Your car can be repossessed but most folks are scared of a bad credit rating. So they keep making car payments. And you don’t want to deliver pizza to pay off your car. The next purchase, buy a used car. New is over priced and going to bail out Detroit, not purchase increased quality. If you are fortunate enough to not have a car payment, keep it that way. Its only a money pit. Buy used where the value is closer to reality after depreciation. If you refuse to get rid of a car, how about moving closer to work or getting another job closer to home? Otherwise it’s the price of living in the suburbs.

You should never buy a new piece of furniture. There are oodles of used ones out there. Most furniture manufacturing is moving to China. Yet it is still expensive. Most of the markup goes to inflated overhead. And paying for idiotic schemes such as “make no payments for three years” advertising.
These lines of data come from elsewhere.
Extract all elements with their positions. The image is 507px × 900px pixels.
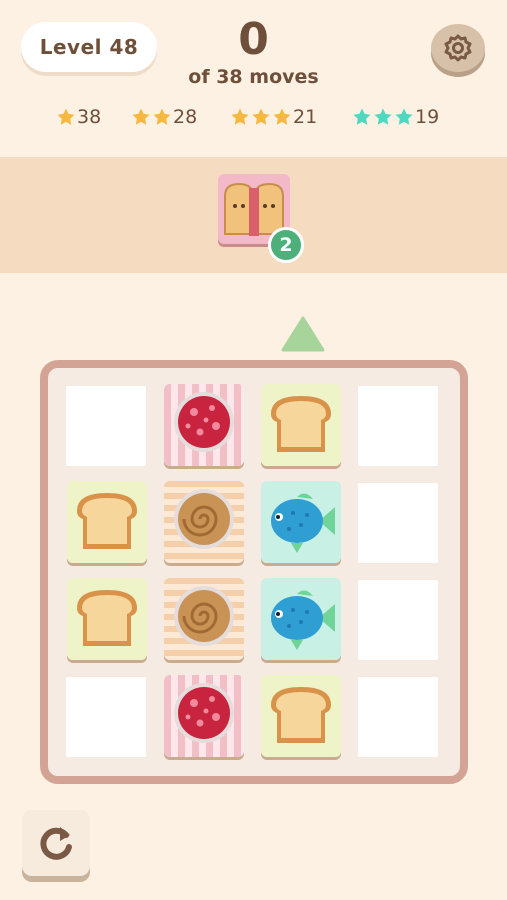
empty-cell[interactable] — [358, 483, 438, 563]
star-icon — [374, 108, 392, 125]
star-goal-2: 28 — [131, 104, 197, 130]
bread-tile[interactable] — [261, 675, 341, 757]
empty-cell[interactable] — [66, 386, 146, 466]
bread-icon — [67, 578, 147, 660]
moves-counter: 0 — [238, 14, 269, 65]
game-board — [40, 360, 468, 784]
fish-icon — [261, 481, 341, 563]
peanut-butter-icon — [164, 578, 244, 660]
star-icon — [395, 108, 413, 125]
peanut-butter-tile[interactable] — [164, 578, 244, 660]
star-icon — [57, 108, 75, 125]
salami-tile[interactable] — [164, 675, 244, 757]
empty-cell[interactable] — [358, 580, 438, 660]
peanut-butter-tile[interactable] — [164, 481, 244, 563]
star-icon — [353, 108, 371, 125]
star-goal-4: 19 — [352, 104, 439, 130]
star-icon — [132, 108, 150, 125]
fish-tile[interactable] — [261, 578, 341, 660]
fish-icon — [261, 578, 341, 660]
moves-limit-label: of 38 moves — [188, 66, 319, 88]
bread-tile[interactable] — [67, 578, 147, 660]
bread-icon — [261, 384, 341, 466]
star-goal-value: 21 — [293, 106, 318, 128]
empty-cell[interactable] — [358, 386, 438, 466]
bread-tile[interactable] — [67, 481, 147, 563]
star-goal-1: 38 — [56, 104, 101, 130]
up-arrow-icon — [281, 316, 325, 352]
salami-tile[interactable] — [164, 384, 244, 466]
settings-button[interactable] — [431, 24, 485, 72]
star-thresholds: 38 28 21 19 — [0, 104, 507, 130]
bread-icon — [67, 481, 147, 563]
salami-icon — [164, 675, 244, 757]
undo-button[interactable] — [22, 810, 90, 876]
peanut-butter-icon — [164, 481, 244, 563]
star-icon — [252, 108, 270, 125]
star-goal-value: 38 — [77, 106, 102, 128]
star-goal-value: 28 — [173, 106, 198, 128]
star-goal-3: 21 — [230, 104, 317, 130]
bread-tile[interactable] — [261, 384, 341, 466]
goal-remaining-badge: 2 — [268, 227, 304, 263]
fish-tile[interactable] — [261, 481, 341, 563]
empty-cell[interactable] — [66, 677, 146, 757]
empty-cell[interactable] — [358, 677, 438, 757]
star-goal-value: 19 — [415, 106, 440, 128]
star-icon — [273, 108, 291, 125]
star-icon — [153, 108, 171, 125]
undo-icon — [40, 827, 72, 860]
salami-icon — [164, 384, 244, 466]
star-icon — [231, 108, 249, 125]
gear-icon — [444, 34, 472, 62]
bread-icon — [261, 675, 341, 757]
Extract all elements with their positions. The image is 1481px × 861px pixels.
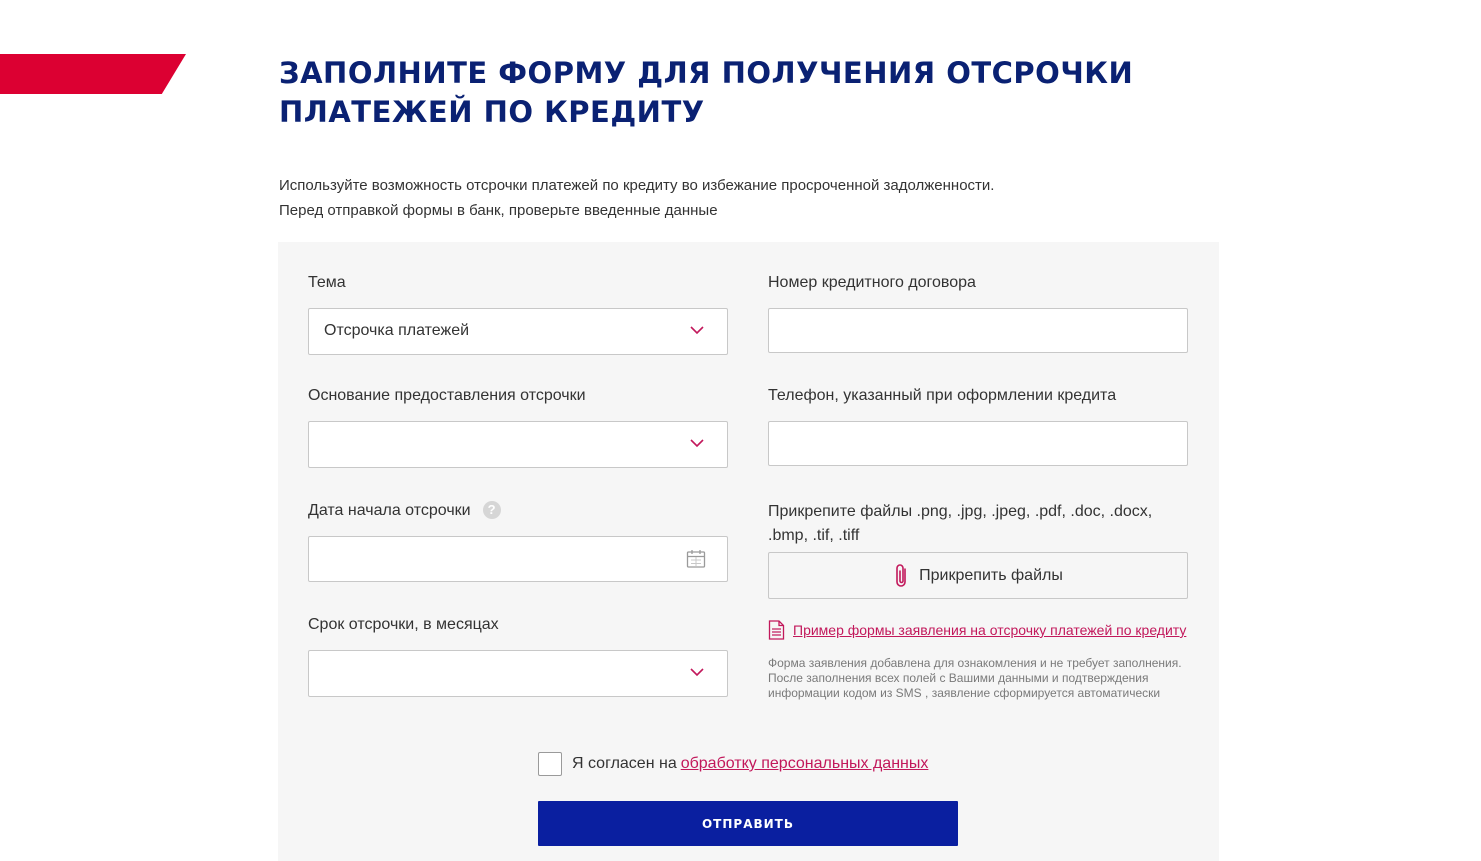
start-date-input[interactable] [308,536,728,582]
subtitle-line-2: Перед отправкой формы в банк, проверьте … [279,202,718,219]
chevron-down-icon [690,326,704,335]
paperclip-icon [896,563,906,587]
attach-label-line-2: .bmp, .tif, .tiff [768,527,860,544]
phone-input[interactable] [768,421,1188,466]
consent-checkbox[interactable] [538,752,562,776]
brand-stripe [0,54,186,94]
personal-data-link[interactable]: обработку персональных данных [681,755,929,773]
note-line-1: Форма заявления добавлена для ознакомлен… [768,656,1182,670]
page-subtitle: Используйте возможность отсрочки платеже… [279,173,1179,223]
submit-button[interactable]: ОТПРАВИТЬ [538,801,958,846]
page-title: ЗАПОЛНИТЕ ФОРМУ ДЛЯ ПОЛУЧЕНИЯ ОТСРОЧКИ П… [279,54,1179,132]
chevron-down-icon [690,439,704,448]
topic-select[interactable]: Отсрочка платежей [308,308,728,355]
example-form-link-row: Пример формы заявления на отсрочку плате… [768,620,1186,640]
attach-files-label: Прикрепить файлы [919,566,1063,584]
note-line-3: информации кодом из SMS , заявление сфор… [768,686,1161,700]
reason-label: Основание предоставления отсрочки [308,387,586,404]
term-select[interactable] [308,650,728,697]
attach-label: Прикрепите файлы .png, .jpg, .jpeg, .pdf… [768,500,1152,548]
start-date-label-text: Дата начала отсрочки [308,502,471,519]
reason-select[interactable] [308,421,728,468]
page-title-line-1: ЗАПОЛНИТЕ ФОРМУ ДЛЯ ПОЛУЧЕНИЯ ОТСРОЧКИ [279,56,1134,90]
help-icon[interactable]: ? [482,501,501,519]
topic-label: Тема [308,274,346,291]
page: ЗАПОЛНИТЕ ФОРМУ ДЛЯ ПОЛУЧЕНИЯ ОТСРОЧКИ П… [0,0,1481,861]
calendar-icon[interactable] [686,549,706,569]
page-title-line-2: ПЛАТЕЖЕЙ ПО КРЕДИТУ [279,95,705,129]
topic-select-value: Отсрочка платежей [324,322,470,339]
attach-files-button[interactable]: Прикрепить файлы [768,552,1188,599]
form-note: Форма заявления добавлена для ознакомлен… [768,656,1198,701]
attach-label-line-1: Прикрепите файлы .png, .jpg, .jpeg, .pdf… [768,503,1153,520]
consent-row: Я согласен на обработку персональных дан… [538,752,928,776]
contract-number-label: Номер кредитного договора [768,274,976,291]
subtitle-line-1: Используйте возможность отсрочки платеже… [279,177,995,194]
consent-text: Я согласен на [572,755,677,772]
document-icon [768,620,785,640]
note-line-2: После заполнения всех полей с Вашими дан… [768,671,1149,685]
chevron-down-icon [690,668,704,677]
contract-number-input[interactable] [768,308,1188,353]
example-form-link[interactable]: Пример формы заявления на отсрочку плате… [793,622,1186,638]
start-date-label: Дата начала отсрочки? [308,501,501,520]
phone-label: Телефон, указанный при оформлении кредит… [768,387,1117,404]
term-label: Срок отсрочки, в месяцах [308,616,499,633]
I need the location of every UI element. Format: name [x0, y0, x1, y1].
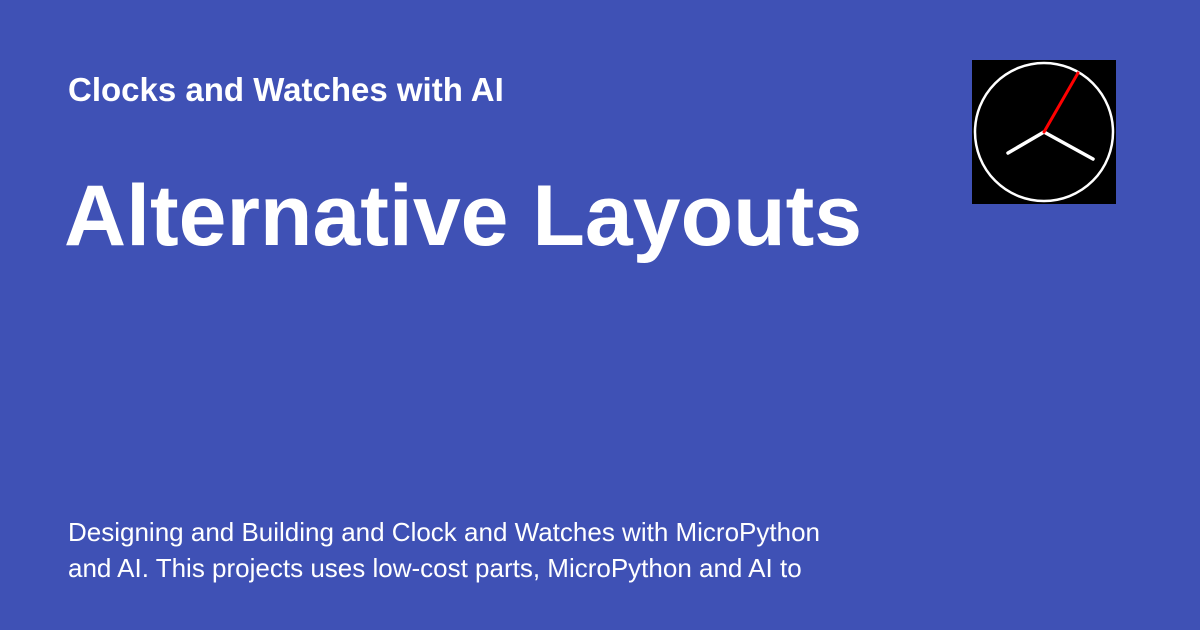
page-title: Alternative Layouts	[64, 168, 863, 264]
description-line-2: and AI. This projects uses low-cost part…	[68, 553, 802, 583]
analog-clock-icon	[973, 61, 1115, 203]
description-line-1: Designing and Building and Clock and Wat…	[68, 517, 820, 547]
description: Designing and Building and Clock and Wat…	[68, 514, 908, 586]
site-logo	[972, 60, 1116, 204]
social-card: Clocks and Watches with AI Alternative L…	[0, 0, 1200, 630]
site-name: Clocks and Watches with AI	[68, 71, 504, 108]
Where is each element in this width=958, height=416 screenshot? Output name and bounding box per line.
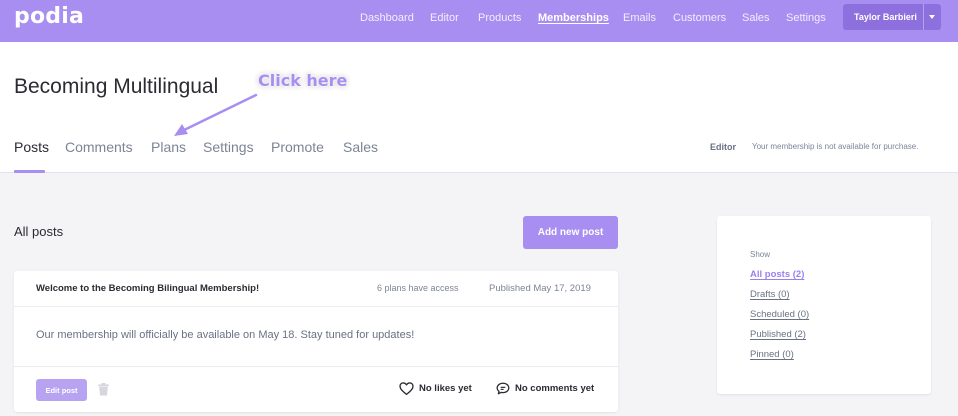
user-menu-button[interactable]: Taylor Barbieri: [843, 4, 941, 30]
likes-count[interactable]: No likes yet: [399, 382, 472, 395]
user-menu-divider: [923, 4, 924, 30]
tab-posts[interactable]: Posts: [14, 139, 49, 155]
post-card: Welcome to the Becoming Bilingual Member…: [14, 271, 618, 412]
tab-comments[interactable]: Comments: [65, 139, 133, 155]
nav-settings[interactable]: Settings: [786, 12, 826, 24]
post-card-header: Welcome to the Becoming Bilingual Member…: [14, 271, 618, 307]
editor-link[interactable]: Editor: [710, 142, 736, 152]
all-posts-heading: All posts: [14, 224, 64, 239]
top-navbar: podia Dashboard Editor Products Membersh…: [0, 0, 958, 42]
post-published-date: Published May 17, 2019: [489, 283, 591, 294]
heart-icon: [399, 382, 414, 395]
podia-logo[interactable]: podia: [14, 4, 84, 29]
tab-sales[interactable]: Sales: [343, 139, 378, 155]
nav-memberships[interactable]: Memberships: [538, 12, 609, 24]
nav-customers[interactable]: Customers: [673, 12, 726, 24]
comment-icon: [496, 382, 510, 395]
comments-label: No comments yet: [515, 383, 595, 394]
edit-post-button[interactable]: Edit post: [36, 379, 87, 401]
tab-promote[interactable]: Promote: [271, 139, 324, 155]
filter-scheduled[interactable]: Scheduled (0): [750, 309, 809, 320]
tab-plans[interactable]: Plans: [151, 139, 186, 155]
tab-settings[interactable]: Settings: [203, 139, 254, 155]
add-new-post-button[interactable]: Add new post: [523, 216, 618, 249]
nav-emails[interactable]: Emails: [623, 12, 656, 24]
likes-label: No likes yet: [419, 383, 472, 394]
filter-drafts[interactable]: Drafts (0): [750, 289, 790, 300]
filter-published[interactable]: Published (2): [750, 329, 806, 340]
nav-dashboard[interactable]: Dashboard: [360, 12, 414, 24]
filter-all-posts[interactable]: All posts (2): [750, 269, 804, 280]
filter-pinned[interactable]: Pinned (0): [750, 349, 794, 360]
nav-editor[interactable]: Editor: [430, 12, 459, 24]
user-name: Taylor Barbieri: [854, 12, 917, 22]
post-title[interactable]: Welcome to the Becoming Bilingual Member…: [36, 283, 259, 294]
post-access: 6 plans have access: [377, 283, 459, 293]
comments-count[interactable]: No comments yet: [496, 382, 594, 395]
show-label: Show: [750, 250, 771, 259]
nav-products[interactable]: Products: [478, 12, 521, 24]
trash-icon[interactable]: [98, 383, 109, 396]
nav-sales[interactable]: Sales: [742, 12, 770, 24]
availability-note: Your membership is not available for pur…: [752, 142, 919, 151]
post-card-footer: Edit post No likes yet No comments yet: [14, 366, 618, 412]
post-filter-panel: Show All posts (2) Drafts (0) Scheduled …: [717, 216, 931, 394]
active-tab-indicator: [14, 170, 45, 173]
post-body: Our membership will officially be availa…: [36, 329, 415, 341]
membership-header: Becoming Multilingual Posts Comments Pla…: [0, 42, 958, 173]
chevron-down-icon[interactable]: [929, 15, 935, 19]
click-here-annotation: Click here: [258, 71, 348, 90]
annotation-arrow: [174, 93, 258, 136]
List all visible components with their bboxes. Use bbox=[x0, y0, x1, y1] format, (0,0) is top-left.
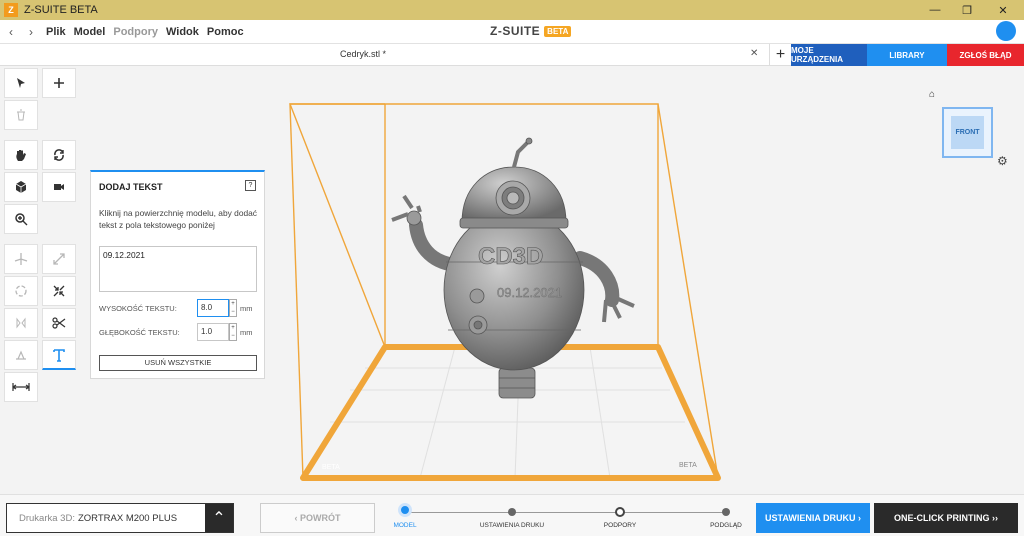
printer-value: ZORTRAX M200 PLUS bbox=[77, 512, 178, 524]
rotate-view-button[interactable] bbox=[42, 140, 76, 170]
add-tab-button[interactable]: + bbox=[769, 44, 791, 66]
menu-model[interactable]: Model bbox=[74, 26, 106, 38]
camera-button[interactable] bbox=[42, 172, 76, 202]
report-bug-button[interactable]: ZGŁOŚ BŁĄD bbox=[947, 44, 1024, 66]
depth-input[interactable]: 1.0 bbox=[197, 323, 229, 341]
forward-arrow-icon[interactable]: › bbox=[24, 25, 38, 39]
layflat-icon bbox=[16, 350, 26, 360]
embossed-text-cd3d: CD3D bbox=[478, 243, 543, 270]
maximize-icon[interactable]: ❐ bbox=[950, 0, 984, 20]
add-text-panel: DODAJ TEKST ? Kliknij na powierzchnię mo… bbox=[90, 170, 265, 379]
window-title: Z-SUITE BETA bbox=[24, 4, 98, 16]
cube-icon bbox=[15, 181, 27, 193]
height-stepper[interactable]: + − bbox=[229, 299, 237, 317]
move-icon bbox=[14, 253, 28, 265]
step-dot-preview[interactable] bbox=[722, 508, 730, 516]
beta-badge: BETA bbox=[544, 25, 572, 37]
print-settings-button[interactable]: USTAWIENIA DRUKU › bbox=[756, 503, 870, 533]
shrink-icon bbox=[53, 285, 65, 297]
menu-podpory[interactable]: Podpory bbox=[113, 26, 158, 38]
view-cube-face[interactable]: FRONT bbox=[951, 116, 984, 149]
step-label-supports[interactable]: PODPORY bbox=[585, 522, 655, 530]
user-avatar[interactable] bbox=[996, 21, 1016, 41]
menu-bar: ‹ › Plik Model Podpory Widok Pomoc Z-SUI… bbox=[0, 20, 1024, 44]
zoom-button[interactable] bbox=[4, 204, 38, 234]
back-button[interactable]: ‹ POWRÓT bbox=[260, 503, 375, 533]
depth-label: GŁĘBOKOŚĆ TEKSTU: bbox=[99, 328, 180, 337]
measure-button[interactable] bbox=[4, 372, 38, 402]
close-icon[interactable]: ✕ bbox=[986, 0, 1020, 20]
lock-icon[interactable] bbox=[615, 507, 625, 517]
depth-stepper[interactable]: + − bbox=[229, 323, 237, 341]
step-label-model[interactable]: MODEL bbox=[370, 522, 440, 530]
back-arrow-icon[interactable]: ‹ bbox=[4, 25, 18, 39]
plus-icon bbox=[54, 78, 64, 88]
height-input[interactable]: 8.0 bbox=[197, 299, 229, 317]
text-input[interactable]: 09.12.2021 bbox=[99, 246, 257, 292]
trash-icon bbox=[17, 109, 25, 121]
depth-unit: mm bbox=[240, 328, 253, 337]
menu-plik[interactable]: Plik bbox=[46, 26, 66, 38]
text-icon bbox=[53, 348, 65, 362]
camera-icon bbox=[54, 184, 64, 190]
tab-close-icon[interactable]: ✕ bbox=[750, 48, 758, 59]
step-label-print-settings[interactable]: USTAWIENIA DRUKU bbox=[477, 522, 547, 530]
app-logo-icon: Z bbox=[4, 3, 18, 17]
panel-description: Kliknij na powierzchnię modelu, aby doda… bbox=[99, 208, 257, 230]
height-label: WYSOKOŚĆ TEKSTU: bbox=[99, 304, 177, 313]
cursor-icon bbox=[17, 78, 25, 88]
step-dot-print-settings[interactable] bbox=[508, 508, 516, 516]
rotate-model-button[interactable] bbox=[4, 276, 38, 306]
menu-pomoc[interactable]: Pomoc bbox=[207, 26, 244, 38]
brand-name: Z-SUITE bbox=[490, 24, 541, 38]
select-tool-button[interactable] bbox=[4, 68, 38, 98]
brand-logo: Z-SUITE BETA bbox=[490, 24, 572, 38]
rotate-model-icon bbox=[15, 285, 27, 297]
menu-widok[interactable]: Widok bbox=[166, 26, 199, 38]
plate-right-label: BETA bbox=[679, 462, 697, 469]
lay-flat-button[interactable] bbox=[4, 340, 38, 370]
scissors-icon bbox=[52, 317, 66, 329]
add-model-button[interactable] bbox=[42, 68, 76, 98]
home-icon[interactable]: ⌂ bbox=[929, 89, 935, 100]
autofit-button[interactable] bbox=[42, 276, 76, 306]
steps-progress-line bbox=[405, 512, 725, 513]
cut-button[interactable] bbox=[42, 308, 76, 338]
mirror-icon bbox=[16, 317, 26, 329]
delete-button[interactable] bbox=[4, 100, 38, 130]
view-cube-button[interactable] bbox=[4, 172, 38, 202]
left-toolbar bbox=[0, 66, 80, 494]
height-unit: mm bbox=[240, 304, 253, 313]
library-button[interactable]: LIBRARY bbox=[867, 44, 947, 66]
gear-icon[interactable]: ⚙ bbox=[997, 154, 1008, 168]
scale-icon bbox=[53, 253, 65, 265]
help-icon[interactable]: ? bbox=[245, 180, 256, 191]
plate-left-label: BETA bbox=[322, 464, 340, 471]
bottom-bar: Drukarka 3D: ZORTRAX M200 PLUS ⌃ ‹ POWRÓ… bbox=[0, 494, 1024, 536]
rotate-icon bbox=[54, 149, 64, 161]
scale-tool-button[interactable] bbox=[42, 244, 76, 274]
remove-all-button[interactable]: USUŃ WSZYSTKIE bbox=[99, 355, 257, 371]
pan-tool-button[interactable] bbox=[4, 140, 38, 170]
move-tool-button[interactable] bbox=[4, 244, 38, 274]
my-devices-button[interactable]: MOJE URZĄDZENIA bbox=[791, 44, 867, 66]
zoom-icon bbox=[15, 213, 28, 226]
printer-label: Drukarka 3D: bbox=[19, 512, 75, 524]
chevron-up-icon[interactable]: ⌃ bbox=[205, 504, 233, 532]
step-dot-model[interactable] bbox=[398, 503, 412, 517]
text-tool-button[interactable] bbox=[42, 340, 76, 370]
mirror-button[interactable] bbox=[4, 308, 38, 338]
hand-icon bbox=[16, 150, 26, 161]
panel-title: DODAJ TEKST bbox=[99, 182, 163, 192]
file-tab-title[interactable]: Cedryk.stl * bbox=[340, 49, 386, 59]
step-label-preview[interactable]: PODGLĄD bbox=[691, 522, 761, 530]
printer-selector[interactable]: Drukarka 3D: ZORTRAX M200 PLUS ⌃ bbox=[6, 503, 234, 533]
minimize-icon[interactable]: — bbox=[918, 0, 952, 20]
one-click-printing-button[interactable]: ONE-CLICK PRINTING ›› bbox=[874, 503, 1018, 533]
embossed-text-date: 09.12.2021 bbox=[497, 285, 562, 300]
title-bar: Z Z-SUITE BETA — ❐ ✕ bbox=[0, 0, 1024, 20]
measure-icon bbox=[12, 383, 30, 391]
view-cube[interactable]: FRONT bbox=[942, 107, 993, 158]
It is cheaper to throw away your used furniture and buying more used pieces after you arrive at your new home if you are moving. U-Haul is expensive and the trucks get three to five miles to the gallon full. The same with kitchen goods and perhaps even clothing.

You shouldn’t buy new clothing other than underwear and socks. And footwear if you are worried about foot fungus. The thrift stores are full of used clothes. Slacks are three bucks each. Polo type shirts $2. Jackets are under five bucks. I spent $3.50 for my last two wool sweaters. And several polo shirts at a buck each ( going at half price days ).

Then use your wool sweaters to wear as you turn down the thermostat. Put solar troughs out at each south window to get free winter heat ( an insulated black trough covered in glass going from ground to window with the window open to let the air in-close at night to avoid losing the house heat ). If you are lazy or the Zoning Cops will get you, place a piece of black plastic in each south window, a few inches away from the glass ( hanging from the curtain rod ). The sunlight will hit the plastic and rise up into the room. If wood is cheap in your area, at least supplement your gas with a wood stove if not replace it altogether.

For entertainment, never buy new. The $26 hardback they sell today will be a buck in a year. The newest video will go down in price. The newest game system coming out drives down the cost of the older systems- get one of those ( I can’t see one of my readers buying the new PlayStation Three for $1200 on E-bay due to the shortages- wait a little and the PS2 will go under $100 and you can use it to bypass normal scrambling to copy DVD’s ).

For food, just buy all unprocessed foods. You will save lots of money, eat healthier and put the wife to work in the kitchen since she’s gotten really lazy with prepared foods and a microwave oven. Don’t buy instant mashed potatoes, always use fresh. I prepare with the skins for the vitamins and it saves skinning them ( or do peel them and then fry up the skins-yum ). For meat if I want beef I buy the brisket. $1.60 a pound, about $2 a pound after you trim the fat. Great in the crock pot but also surprisingly tasty just grilled. It is marbled with fat for a good flavor. You just need to buy it at ten or fifteen pounds at a time. Buy butter when on sale and freeze it. Margarine is foul and unhealthy. And butter is protein. If vegetables get too expensive, grow sprouts. If you can’t stand the taste just pour some tomato juice in the blender along with the sprouts. Puree. No expensive juicer to buy, no expensive vegetables to buy. And the most nutritious vegetables there are.

Make your own wine, roll your own cigarettes. Cut your own hair. Color your own hair. Perm it yourself, etc. Remove the service element from your purchases and you will save a bundle. Remember, China supplies cheap goods. We supply expensive services. Take out our services when possible to save.